Though everyone who is involved in fighting counterfeits concedes that prosecution of the counterfeiters is crucial, it is also believed that there is a need for a softer approach. When the ACN was doing its baseline survey on counterfeits in agro-inputs in the Bugisu Sub-region, the feedback they got from the farmers indicated that music and similar programming on radio could be the best way to channel the awareness messages against counterfeits. 
This is why the music competition under the “Fake is fake” campaign was rolled out targeting mainly young people who have dreams to make it in the music industry. 
“This is the first music competition that targets counterfeits,” Mr Muwema tells Saturday Monitor, adding, “Other competitions have been about love, environment, wildlife, and the like. We think through music the population will be able to understand what counterfeits are and how to fight them because they are a danger to all of us.”

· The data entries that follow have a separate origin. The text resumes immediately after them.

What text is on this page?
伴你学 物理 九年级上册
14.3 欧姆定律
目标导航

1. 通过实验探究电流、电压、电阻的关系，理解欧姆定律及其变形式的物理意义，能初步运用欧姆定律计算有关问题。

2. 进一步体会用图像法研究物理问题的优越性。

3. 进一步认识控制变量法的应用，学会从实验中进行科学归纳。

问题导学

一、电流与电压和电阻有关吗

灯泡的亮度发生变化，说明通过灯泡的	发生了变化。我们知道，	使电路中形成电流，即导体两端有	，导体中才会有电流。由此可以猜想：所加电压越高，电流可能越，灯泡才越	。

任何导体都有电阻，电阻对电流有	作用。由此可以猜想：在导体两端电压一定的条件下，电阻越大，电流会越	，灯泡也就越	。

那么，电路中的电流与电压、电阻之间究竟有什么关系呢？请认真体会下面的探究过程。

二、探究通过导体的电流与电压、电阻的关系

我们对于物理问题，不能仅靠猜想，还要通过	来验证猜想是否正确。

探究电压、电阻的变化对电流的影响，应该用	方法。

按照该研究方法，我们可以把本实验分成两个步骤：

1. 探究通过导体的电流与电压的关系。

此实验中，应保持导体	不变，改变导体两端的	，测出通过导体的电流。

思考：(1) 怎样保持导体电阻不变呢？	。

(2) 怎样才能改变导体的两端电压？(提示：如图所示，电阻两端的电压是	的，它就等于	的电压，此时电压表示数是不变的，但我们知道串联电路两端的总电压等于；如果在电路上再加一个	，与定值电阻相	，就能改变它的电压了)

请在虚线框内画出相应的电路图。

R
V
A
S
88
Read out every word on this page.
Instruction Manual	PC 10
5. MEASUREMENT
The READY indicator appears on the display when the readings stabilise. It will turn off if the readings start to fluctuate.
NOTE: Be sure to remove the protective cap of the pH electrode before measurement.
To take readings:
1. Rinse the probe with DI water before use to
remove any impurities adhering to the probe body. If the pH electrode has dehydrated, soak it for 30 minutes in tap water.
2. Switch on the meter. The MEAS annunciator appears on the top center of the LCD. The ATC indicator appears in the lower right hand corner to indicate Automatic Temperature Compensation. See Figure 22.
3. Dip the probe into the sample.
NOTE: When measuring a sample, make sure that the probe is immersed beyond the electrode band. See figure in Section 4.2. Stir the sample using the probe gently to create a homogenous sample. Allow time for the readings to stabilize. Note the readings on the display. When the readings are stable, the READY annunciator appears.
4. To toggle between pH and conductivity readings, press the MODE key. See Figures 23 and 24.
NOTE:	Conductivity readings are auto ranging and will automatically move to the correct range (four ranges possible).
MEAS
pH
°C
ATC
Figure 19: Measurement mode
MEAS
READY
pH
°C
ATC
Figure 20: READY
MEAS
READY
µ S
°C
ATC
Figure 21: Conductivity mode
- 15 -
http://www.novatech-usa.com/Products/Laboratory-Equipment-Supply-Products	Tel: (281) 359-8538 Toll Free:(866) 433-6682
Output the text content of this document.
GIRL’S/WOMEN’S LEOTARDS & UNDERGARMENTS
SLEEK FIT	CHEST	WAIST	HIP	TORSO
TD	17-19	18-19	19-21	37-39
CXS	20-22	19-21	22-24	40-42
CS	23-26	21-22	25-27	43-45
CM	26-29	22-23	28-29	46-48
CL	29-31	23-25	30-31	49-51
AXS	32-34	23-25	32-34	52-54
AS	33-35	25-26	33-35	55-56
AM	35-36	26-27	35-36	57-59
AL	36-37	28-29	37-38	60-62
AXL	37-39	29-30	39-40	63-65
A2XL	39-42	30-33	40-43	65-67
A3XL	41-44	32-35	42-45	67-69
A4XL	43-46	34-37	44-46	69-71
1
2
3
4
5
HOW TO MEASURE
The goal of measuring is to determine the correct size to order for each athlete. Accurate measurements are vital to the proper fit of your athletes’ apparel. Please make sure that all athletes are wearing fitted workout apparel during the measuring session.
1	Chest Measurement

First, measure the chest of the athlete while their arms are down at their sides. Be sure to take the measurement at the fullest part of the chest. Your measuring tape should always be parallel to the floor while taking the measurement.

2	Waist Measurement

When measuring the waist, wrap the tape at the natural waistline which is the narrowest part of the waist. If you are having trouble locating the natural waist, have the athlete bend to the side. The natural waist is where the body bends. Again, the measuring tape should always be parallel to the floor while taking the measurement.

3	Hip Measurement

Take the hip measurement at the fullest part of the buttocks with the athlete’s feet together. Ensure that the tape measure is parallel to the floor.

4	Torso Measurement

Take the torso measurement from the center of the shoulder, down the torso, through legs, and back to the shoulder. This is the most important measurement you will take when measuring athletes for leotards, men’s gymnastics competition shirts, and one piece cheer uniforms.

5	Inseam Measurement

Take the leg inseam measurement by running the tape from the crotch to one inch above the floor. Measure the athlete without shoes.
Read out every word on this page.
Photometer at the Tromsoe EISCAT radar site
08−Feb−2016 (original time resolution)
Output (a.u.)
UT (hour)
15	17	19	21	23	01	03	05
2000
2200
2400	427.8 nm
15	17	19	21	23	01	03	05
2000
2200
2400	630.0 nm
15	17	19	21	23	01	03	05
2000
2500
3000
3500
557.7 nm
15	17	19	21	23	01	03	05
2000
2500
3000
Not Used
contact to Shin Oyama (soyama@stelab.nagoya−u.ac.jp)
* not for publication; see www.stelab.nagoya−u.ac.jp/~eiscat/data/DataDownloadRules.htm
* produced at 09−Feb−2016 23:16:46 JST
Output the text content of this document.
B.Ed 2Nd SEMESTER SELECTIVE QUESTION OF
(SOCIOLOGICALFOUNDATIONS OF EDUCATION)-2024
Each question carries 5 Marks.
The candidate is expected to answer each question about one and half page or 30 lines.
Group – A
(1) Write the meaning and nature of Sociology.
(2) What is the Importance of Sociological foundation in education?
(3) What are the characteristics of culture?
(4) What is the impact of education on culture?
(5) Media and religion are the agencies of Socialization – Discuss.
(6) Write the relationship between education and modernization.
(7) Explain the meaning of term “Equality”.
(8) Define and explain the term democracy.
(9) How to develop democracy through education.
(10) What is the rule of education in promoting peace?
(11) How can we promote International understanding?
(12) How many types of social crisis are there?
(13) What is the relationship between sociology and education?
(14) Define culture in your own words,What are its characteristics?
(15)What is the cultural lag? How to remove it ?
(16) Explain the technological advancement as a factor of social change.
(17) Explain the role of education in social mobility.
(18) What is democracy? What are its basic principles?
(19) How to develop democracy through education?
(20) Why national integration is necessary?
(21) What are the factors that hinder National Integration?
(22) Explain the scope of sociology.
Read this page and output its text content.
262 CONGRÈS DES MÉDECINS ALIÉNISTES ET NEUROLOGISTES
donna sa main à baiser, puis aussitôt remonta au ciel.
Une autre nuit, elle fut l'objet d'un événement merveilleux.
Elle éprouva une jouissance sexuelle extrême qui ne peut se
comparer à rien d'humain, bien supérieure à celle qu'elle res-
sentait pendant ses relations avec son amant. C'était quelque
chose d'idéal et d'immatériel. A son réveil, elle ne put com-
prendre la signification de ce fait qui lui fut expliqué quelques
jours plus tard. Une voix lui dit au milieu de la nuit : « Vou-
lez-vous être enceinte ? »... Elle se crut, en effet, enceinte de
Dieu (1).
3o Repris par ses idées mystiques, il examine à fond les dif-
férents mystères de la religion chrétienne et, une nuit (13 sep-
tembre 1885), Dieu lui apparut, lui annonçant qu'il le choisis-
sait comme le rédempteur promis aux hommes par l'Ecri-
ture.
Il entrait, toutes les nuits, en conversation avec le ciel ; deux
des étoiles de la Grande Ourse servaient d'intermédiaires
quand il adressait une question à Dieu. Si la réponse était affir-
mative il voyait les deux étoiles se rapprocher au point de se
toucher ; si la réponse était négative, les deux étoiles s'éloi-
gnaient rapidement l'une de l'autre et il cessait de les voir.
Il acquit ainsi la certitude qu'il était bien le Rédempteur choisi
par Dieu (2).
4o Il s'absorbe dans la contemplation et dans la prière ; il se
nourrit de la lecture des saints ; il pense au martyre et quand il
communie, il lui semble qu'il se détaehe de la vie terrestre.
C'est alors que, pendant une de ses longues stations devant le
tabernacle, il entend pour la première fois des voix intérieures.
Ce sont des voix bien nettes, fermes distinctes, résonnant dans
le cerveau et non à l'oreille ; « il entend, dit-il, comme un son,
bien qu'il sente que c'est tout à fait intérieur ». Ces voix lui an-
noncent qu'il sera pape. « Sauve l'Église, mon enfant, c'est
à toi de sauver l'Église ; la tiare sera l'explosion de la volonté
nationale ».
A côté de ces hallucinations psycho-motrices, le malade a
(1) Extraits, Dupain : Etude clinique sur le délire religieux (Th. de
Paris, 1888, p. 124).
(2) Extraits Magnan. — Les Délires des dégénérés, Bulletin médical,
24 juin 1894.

Money-spinning                              industry

The counterfeiting problem is not peculiar to Uganda. The World Health Organisation (WHO), in 2021 revealed that bogus drugs are the world’s most profitable counterfeit goods, with a global market worth roughly $200 billion. It further revealed that Africa accounts for around 42 percent of the world’s cases. 
    Although it is hard to put a figure on the scale of the problem, a pharmaceutical-technology report has indicated that fake drugs for pneumonia and malaria may be killing around 250,000 children every year. Some of the drugs are poorly mass-produced or have been sold past their shelf life. In other cases, the drugs are made and circulated by criminal gangs. 
    WHO puts Africa at the epicentre of the $200 billion money-spinning industry. In March 2019 alone, WHO’s sirens went off after fake meningitis vaccines (in Niger) and fake hypertension drugs (in Cameroon) were discovered on the continent.     
   Then in August, fabricated varieties of the antibiotic Augmentin were found in Uganda and Kenya. 
Little wonder, in 2021, the National Drug Authority (NDA) said its routine monitoring, surveillance and intelligence on the quality of medical products in the Ugandan market discovered falsified Augmentin.